Most photography degree programs will not have a specific specialty in travel photography, but have related concentrations that offer skills needed for travel photography. Many schools offer a photojournalism specialization, while others offer media photography.

Relevant coursework for travel work includes Survey of Western Art and Architecture, History and Aesthetics of Photography, Photo for News Media, Professional Writing for Photojournalism, Photo as Narrative, and Portfolio Development. Photography degree students interested in travel photography should carefully select a program offering relevant coursework. Aspiring travel photographers should also consider each photography program’s list of available internships to check the likelihood of matching for practical experience in this specialty.

This specialty will appeal to photographers interested in traveling and working with architecture, landscape, and people. A tolerance and appreciation for different places and cultures is important. Travel photographers might be employed by magazine and book companies or might freelance.

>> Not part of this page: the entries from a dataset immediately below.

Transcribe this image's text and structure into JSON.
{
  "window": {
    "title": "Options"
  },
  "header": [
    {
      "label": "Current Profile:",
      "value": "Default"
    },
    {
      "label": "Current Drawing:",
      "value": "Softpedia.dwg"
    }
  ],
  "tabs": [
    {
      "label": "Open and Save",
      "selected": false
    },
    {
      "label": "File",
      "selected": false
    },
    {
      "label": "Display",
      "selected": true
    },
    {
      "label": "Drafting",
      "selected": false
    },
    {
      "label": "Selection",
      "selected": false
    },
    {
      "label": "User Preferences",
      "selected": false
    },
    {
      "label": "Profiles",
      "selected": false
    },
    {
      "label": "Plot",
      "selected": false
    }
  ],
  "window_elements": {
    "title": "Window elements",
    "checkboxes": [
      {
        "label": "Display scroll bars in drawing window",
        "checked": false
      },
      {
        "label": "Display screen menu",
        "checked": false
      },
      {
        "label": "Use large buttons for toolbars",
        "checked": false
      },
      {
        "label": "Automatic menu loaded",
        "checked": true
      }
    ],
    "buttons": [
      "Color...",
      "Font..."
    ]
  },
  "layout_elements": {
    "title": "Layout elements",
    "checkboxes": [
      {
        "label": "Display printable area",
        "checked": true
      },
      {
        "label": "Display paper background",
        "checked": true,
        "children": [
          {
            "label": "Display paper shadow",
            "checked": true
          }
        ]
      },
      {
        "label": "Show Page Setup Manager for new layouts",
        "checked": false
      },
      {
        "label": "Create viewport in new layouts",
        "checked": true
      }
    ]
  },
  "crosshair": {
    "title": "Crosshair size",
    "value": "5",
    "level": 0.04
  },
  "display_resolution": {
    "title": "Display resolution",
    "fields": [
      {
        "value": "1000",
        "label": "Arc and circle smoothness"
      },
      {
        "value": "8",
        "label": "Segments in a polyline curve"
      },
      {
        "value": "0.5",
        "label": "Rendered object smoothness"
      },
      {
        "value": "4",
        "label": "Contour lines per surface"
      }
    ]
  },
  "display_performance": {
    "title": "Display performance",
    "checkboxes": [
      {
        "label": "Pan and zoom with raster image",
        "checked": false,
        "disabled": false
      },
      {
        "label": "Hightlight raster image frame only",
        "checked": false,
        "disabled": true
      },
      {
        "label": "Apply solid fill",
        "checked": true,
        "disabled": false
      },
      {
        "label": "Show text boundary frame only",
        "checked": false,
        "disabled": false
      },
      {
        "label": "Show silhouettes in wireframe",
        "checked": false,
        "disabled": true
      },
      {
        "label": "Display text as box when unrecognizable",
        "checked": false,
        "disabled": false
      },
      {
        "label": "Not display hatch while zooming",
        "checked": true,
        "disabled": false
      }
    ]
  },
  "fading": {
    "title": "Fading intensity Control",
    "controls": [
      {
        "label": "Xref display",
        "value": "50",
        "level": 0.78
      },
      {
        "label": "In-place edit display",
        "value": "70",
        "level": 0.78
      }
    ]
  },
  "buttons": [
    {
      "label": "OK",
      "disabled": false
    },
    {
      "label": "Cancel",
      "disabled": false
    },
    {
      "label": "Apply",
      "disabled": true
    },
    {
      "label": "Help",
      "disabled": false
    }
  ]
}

Commercial / Product Photography

Many photography degree students choose a career in commercial photography. Commercial photographers concentrate on advertising photography, catalog images, and website images.

Within the field of commercial photography, further specialization in stock photography, architectural photography, industrial and scientific photography, or catalog photography is possible. Experienced commercial photographers may also choose a career as a photo editor. Photography degree programs help prepare commercial photographers to market themselves with a portfolio and a business and marketing plan.

Commercial photography is a common concentration within a photography degree program. In this discipline, students study Advertising and Commercial Photography, Editorial and Corporate Photography, Creating Digital Presentations, Visual Communication, Advertising Principles, and Photo Illustration, as well as broad class work and laboratory or studio experience. Students have the opportunity to build a portfolio oriented toward a career in commercial and product photography.

Due to the prevalence of commercial specialization within a photography degree program, students should expect instructors to have personal experience and success in this discipline. School applicants should also consider their desire for further specialization, as some photography schools offer programs in scientific photography or in architectural photography. The Rochester Institute of Technology, for instance, offers a specialized program in Biomedical Photographic Communications.